A solução, contudo, é vista como uma “excentricidade” e com grandes chances de parar no Supremo Tribunal Federal (STF). Os critérios de urgência e relevância certamente estariam atendidos para o caminho do crédito extraordinário, mas há dúvidas se o requisito de “imprevisibilidade” estaria preenchido.

Para o diretor-adjunto da consultoria de orçamento da Câmara, Ricardo Volpe, é importante ter um plano permanente de contingência, que garanta uma execução orçamentária provisória em situações como essa. Para ele, sem a LDO, só existem as alternativas de “shutdown” ou o polêmico crédito extraordinário, que, lembra, coloca as despesas fora do teto de gastos.

Volpe aponta ainda que uma regra permanente também tiraria a discricionariedade que hoje ocorre nas definições anuais da LDO, na qual governos fortes conseguem aprovar possibilidades mais amplas de execução de 1/12 de despesas, enquanto outros com menos poder de fogo no Congresso acabam tendo versões bem mais restritivas.

Pelas regras fiscais vigentes, a LDO, cujo projeto é enviado em abril, tem que ser aprovada até o recesso parlamentar do meio do ano. Com frequência isso não ocorre e o mecanismo acaba sendo votado no segundo semestre. Mas não é comum ela ficar tanto tempo em aberto, como agora.

Esse quadro está ocorrendo basicamente pela disputa entre Maia e Lira pelo comando da Comissão Mista de Orçamento, que, diante do impasse, ainda não foi instalada. Essa rixa tem por trás as articulações para a sucessão de Maia na presidência da casa no ano que vem. Diante disso, já se cogita que a LDO seja votada diretamente em plenário.

A atuação de Rodrigo Maia na Câmara tem sido fonte de incômodos no governo. A leitura é que o chefe da Câmara está de olho na eleição presidencial de 2022 e seus movimentos visam desgastar o presidente Jair Bolsonaro. E, nessa disputa política, sobra também para a agenda econômica, que tem sido postergada.

Por outro lado, no Palácio do Planalto já parece cristalizada a ideia de que Lira é o candidato de Bolsonaro para a sucessão de Maia. Ele é visto também como o favorito a ocupar o posto a partir de fevereiro de 2021.

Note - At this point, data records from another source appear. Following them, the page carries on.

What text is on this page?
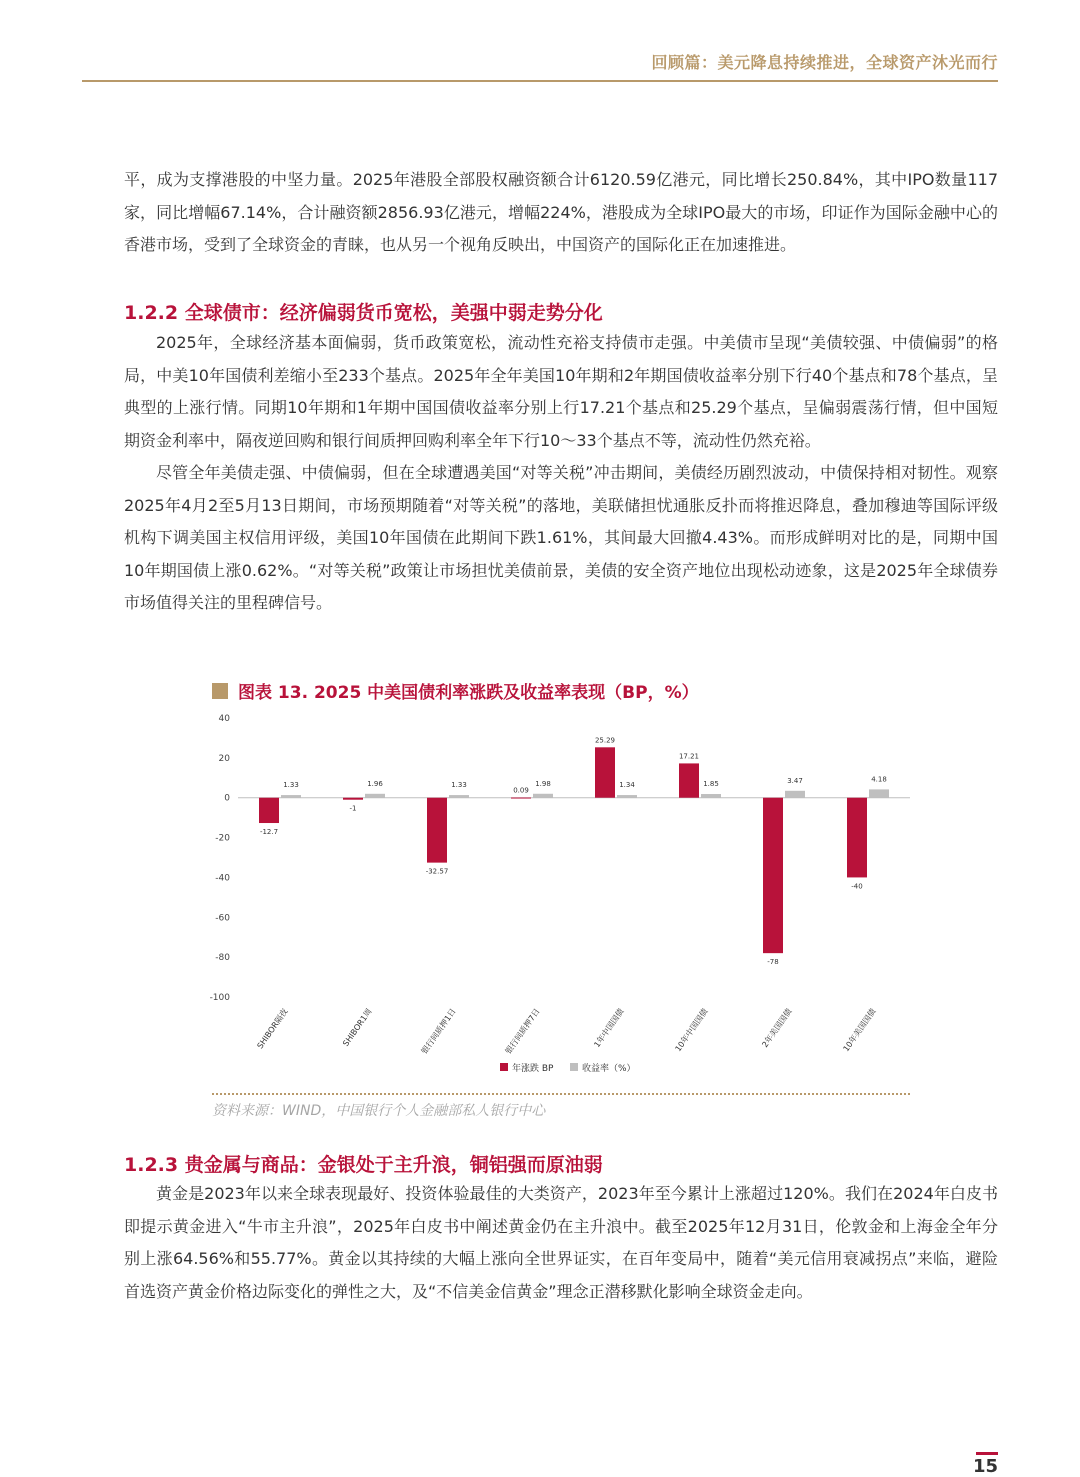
回顾篇：美元降息持续推进，全球资产沐光而行

平，成为支撑港股的中坚力量。2025年港股全部股权融资额合计6120.59亿港元，同比增长250.84%，其中IPO数量117家，同比增幅67.14%，合计融资额2856.93亿港元，增幅224%，港股成为全球IPO最大的市场，印证作为国际金融中心的香港市场，受到了全球资金的青睐，也从另一个视角反映出，中国资产的国际化正在加速推进。

1.2.2 全球债市：经济偏弱货币宽松，美强中弱走势分化

2025年，全球经济基本面偏弱，货币政策宽松，流动性充裕支持债市走强。中美债市呈现“美债较强、中债偏弱”的格局，中美10年国债利差缩小至233个基点。2025年全年美国10年期和2年期国债收益率分别下行40个基点和78个基点，呈典型的上涨行情。同期10年期和1年期中国国债收益率分别上行17.21个基点和25.29个基点，呈偏弱震荡行情，但中国短期资金利率中，隔夜逆回购和银行间质押回购利率全年下行10～33个基点不等，流动性仍然充裕。

尽管全年美债走强、中债偏弱，但在全球遭遇美国“对等关税”冲击期间，美债经历剧烈波动，中债保持相对韧性。观察2025年4月2至5月13日期间，市场预期随着“对等关税”的落地，美联储担忧通胀反扑而将推迟降息，叠加穆迪等国际评级机构下调美国主权信用评级，美国10年国债在此期间下跌1.61%，其间最大回撤4.43%。而形成鲜明对比的是，同期中国10年期国债上涨0.62%。“对等关税”政策让市场担忧美债前景，美债的安全资产地位出现松动迹象，这是2025年全球债券市场值得关注的里程碑信号。

图表 13. 2025 中美国债利率涨跌及收益率表现（BP，%）
40
20
0
-20
-40
-60
-80
-100
-12.7
1.33
SHIBOR隔夜
-1
1.96
SHIBOR1周
-32.57
1.33
银行间质押1日
0.09
1.98
银行间质押7日
25.29
1.34
1年中国国债
17.21
1.85
10年中国国债
-78
3.47
2年美国国债
-40
4.18
10年美国国债
年涨跌 BP	收益率（%）
资料来源：WIND，中国银行个人金融部私人银行中心
1.2.3 贵金属与商品：金银处于主升浪，铜铝强而原油弱

黄金是2023年以来全球表现最好、投资体验最佳的大类资产，2023年至今累计上涨超过120%。我们在2024年白皮书即提示黄金进入“牛市主升浪”，2025年白皮书中阐述黄金仍在主升浪中。截至2025年12月31日，伦敦金和上海金全年分别上涨64.56%和55.77%。黄金以其持续的大幅上涨向全世界证实，在百年变局中，随着“美元信用衰减拐点”来临，避险首选资产黄金价格边际变化的弹性之大，及“不信美金信黄金”理念正潜移默化影响全球资金走向。

15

A continuidade do atual presidente da Câmara só ocorrerá por meio de uma manobra que pode beneficiar outro aliado do governo, o presidente do Senado, Davi Alcolumbre (DEM-AP). O Planalto vê com bons olhos a manutenção de Alcolumbre, mas receberia como um revés a reeleição de Maia ou a ascensão de algum apadrinhado dele.

Além do atraso da LDO, outros temas prioritários têm tido dificuldade para avançar. A equipe econômica, por exemplo, quer votar ainda neste ano a autonomia do Banco Central, recentemente aprovada no Senado. A visão é que, nesse ambiente de repique inflacionário, ainda que ele seja temporário, a votação da medida seria um bom sinal ao mercado e uma garantia extra de que o movimento inflacionário será passageiro.

Maia, porém, tem dito que o tema não é prioritário em sua agenda na presidência da Casa. O discurso dele é para votar temas como a PEC Emergencial (que ainda está no Senado) e a reforma tributária, embora no governo não se veja chance de isso ocorrer na legislatura do parlamentar fluminense.